In a report published on Thursday the credit ratings agency says the average debt ratio of 25 OECD countries could rise three-fold from a projected 47 per cent of gross domestic product in 2010 to 139 per cent by 2050.
This will pose a particular threat to the credit ratings of countries such as Japan, Germany, France, Poland and the Czech Republic, S&P says. These countries are burdened with one or more of the following factors: a dramatic increase in life expectancy; a low birth rate; and high debt levels."

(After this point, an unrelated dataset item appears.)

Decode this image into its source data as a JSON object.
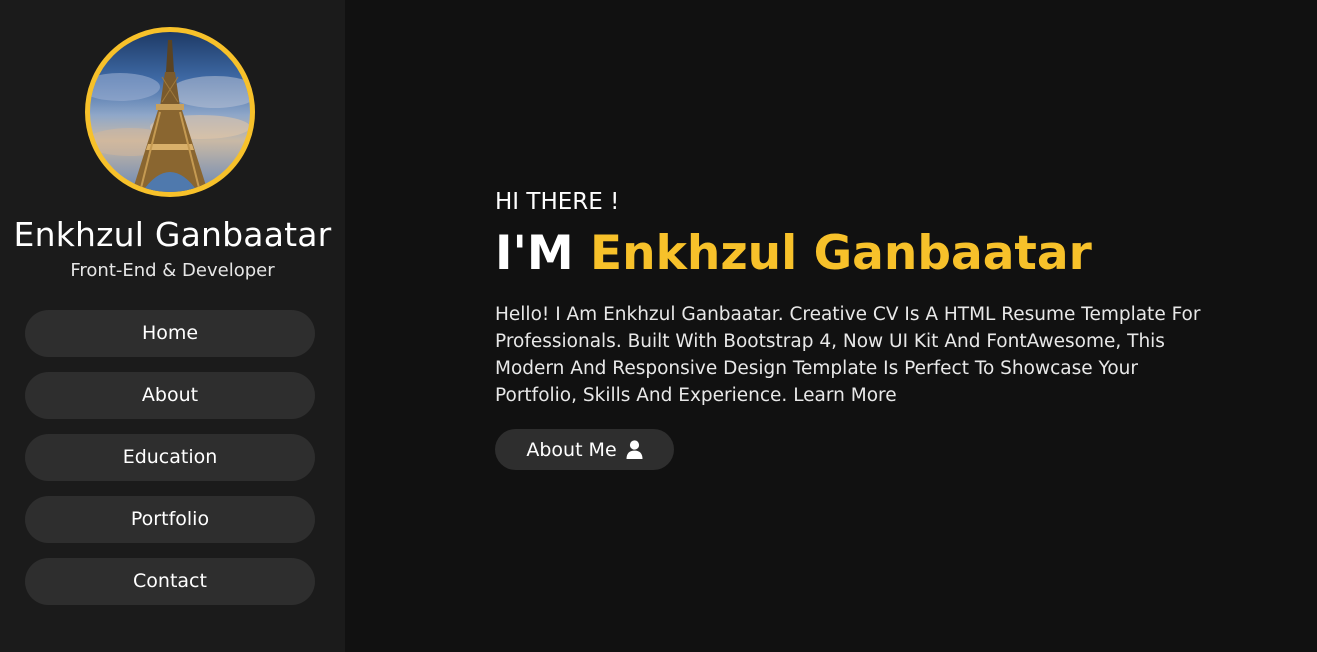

We are pulling our family off the French welfare system since we’re convinced that past its current sorry state, there’s ultimately bankrupcy or a massive cut in future pensions and health benefits (which in practical terms amounts to the same for people currently working, since it’s a pay-as-you-go system, i.e. you pay for the pension of the previous generation, not to fund your own future benefits).
The "progress" noted by S&P is lackluster, and doesn’t change the fact that people now in their thirties will be totally screwed up by the incoming crunch. French National debt has tribled in the last 20 years (now at above 60% of GNP, from about 20%), while there was no war and only mild economic crisis by historic standards. This has been a relentless drive to ruin the country (year-to-year debt growth has never been less than 6% in the past two decades, a lot more than inflation in any of those years). The net result, as far as I can measure by the public sector output, is by and large waisted money, so it’s not like this debt is put to productive work or into infrastructure that’s going to pay for itself in the future. Thanks but not thanks, I’ll handle my savings myself.